D.2 Multimodal EHR Modelling Baselines

Both MNN and MAIN process 10k words from a clinical note within a single visit. The parameters (e.g. hidden dimension, the number of heads) are set in accordance with the specifications detailed in their original paper.

  • MNN (Qiao et al., 2019) is trained using both medical codes and clinical notes.
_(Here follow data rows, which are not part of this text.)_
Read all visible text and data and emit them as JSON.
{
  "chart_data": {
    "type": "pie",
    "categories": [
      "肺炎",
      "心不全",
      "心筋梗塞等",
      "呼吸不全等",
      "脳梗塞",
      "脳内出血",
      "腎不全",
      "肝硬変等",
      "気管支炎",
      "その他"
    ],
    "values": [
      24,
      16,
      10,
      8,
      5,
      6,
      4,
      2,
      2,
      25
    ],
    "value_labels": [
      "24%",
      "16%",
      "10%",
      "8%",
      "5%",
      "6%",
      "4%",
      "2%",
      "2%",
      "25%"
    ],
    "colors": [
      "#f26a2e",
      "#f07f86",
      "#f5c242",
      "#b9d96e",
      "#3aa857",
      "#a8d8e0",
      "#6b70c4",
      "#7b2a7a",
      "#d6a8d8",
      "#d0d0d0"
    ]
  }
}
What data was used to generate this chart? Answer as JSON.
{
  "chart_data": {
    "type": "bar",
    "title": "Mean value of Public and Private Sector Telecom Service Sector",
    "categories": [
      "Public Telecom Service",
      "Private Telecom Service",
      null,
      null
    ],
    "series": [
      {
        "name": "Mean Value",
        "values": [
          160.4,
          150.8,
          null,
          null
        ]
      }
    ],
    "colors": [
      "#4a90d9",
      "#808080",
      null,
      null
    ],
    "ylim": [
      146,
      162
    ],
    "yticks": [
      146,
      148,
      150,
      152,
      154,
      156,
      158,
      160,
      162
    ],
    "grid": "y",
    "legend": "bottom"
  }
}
It employs a single embedding layer for the former and a combination of BioWord2Vec 1D CNN for the latter. The fusion of representations from these two modalities is achieved through deep feature mixture (Lian et al., 2018) and bi-directional RNN with attention.

  • MAIN (An et al., 2021) is a trimodal model, integrating medical codes, clinical notes, and demographics, which is akin to our approach. First, medical codes and clinical notes are fused using a combination of low-rank fusion (Liu et al., 2018) and cross-modal attention. Next, demographics is merged using low-rank fusion subsequently.

D.3 Multimodal Fusion Strategies Baselines

We employ the same feature extraction module as used in our approach for the subsequent baselines, and fuse different modalities using their proposed mechanisms. For fairness, we set the parameters as the same as ours.

  • Concat, an abbreviation for concatenation, is a straightforward method that merges distinct modalities without any computations, ensuring a raw and unaltered integration.

  • TFN (Tensor fusion Network) (Zadeh et al., 2017) executes an outer product on the representations of different modalities.

  • MulT (Multimodal Transformer) (Tsai et al., 2019) utilises both cross-modal and self-attention transformers to integrate distinct modalities.

  • MAG (Multimodal Adaptation Gate) (Rahman et al., 2020) refines the representation of one modality by adjusting it with a displacement vector, which is derived from the other modalities.

  • ULGM (Unimodal Label Generation Module) (Yu et al., 2021) uses modality-specific encoders to predict the ground truths as well.

  • TeFNA (Text Enhanced Transformer Fusion Network) (Huang et al., 2023) learns text-centric pairwise cross-modal representations.

Appendix E A Comparative Study on Different MAGs

We present a comparative analysis of various MAGs, including our newly developed code-centric MAG and others Rahman et al. (2020); Yang and Wu (2021). Rahman et al. (2020) introduce MAG initially while MAG from Yang and Wu (2021) combines representations from different modalities at the sample level dynamically with an attention gate. They are replaced with our MAG in the framework for a comparison.

From the Table 6, it demonstrates the superiority of our method over preceding approaches. It can be attributed to the meticulous consideration of the modality imbalance, one of factors not adequately addressed by previous methodologies. This validates that considering the dominance of main modality is essential in multimodal modelling.

Criteria Methodologies Acc@k
10 30
MAG Rahman et al. (2020) 42.36 69.16
Yang and Wu (2021) 42.24 70.22
NECHO (Ours) 43.55 71.45
Table 6: Experimental Results on MIMIC-III Data on Different MAGs.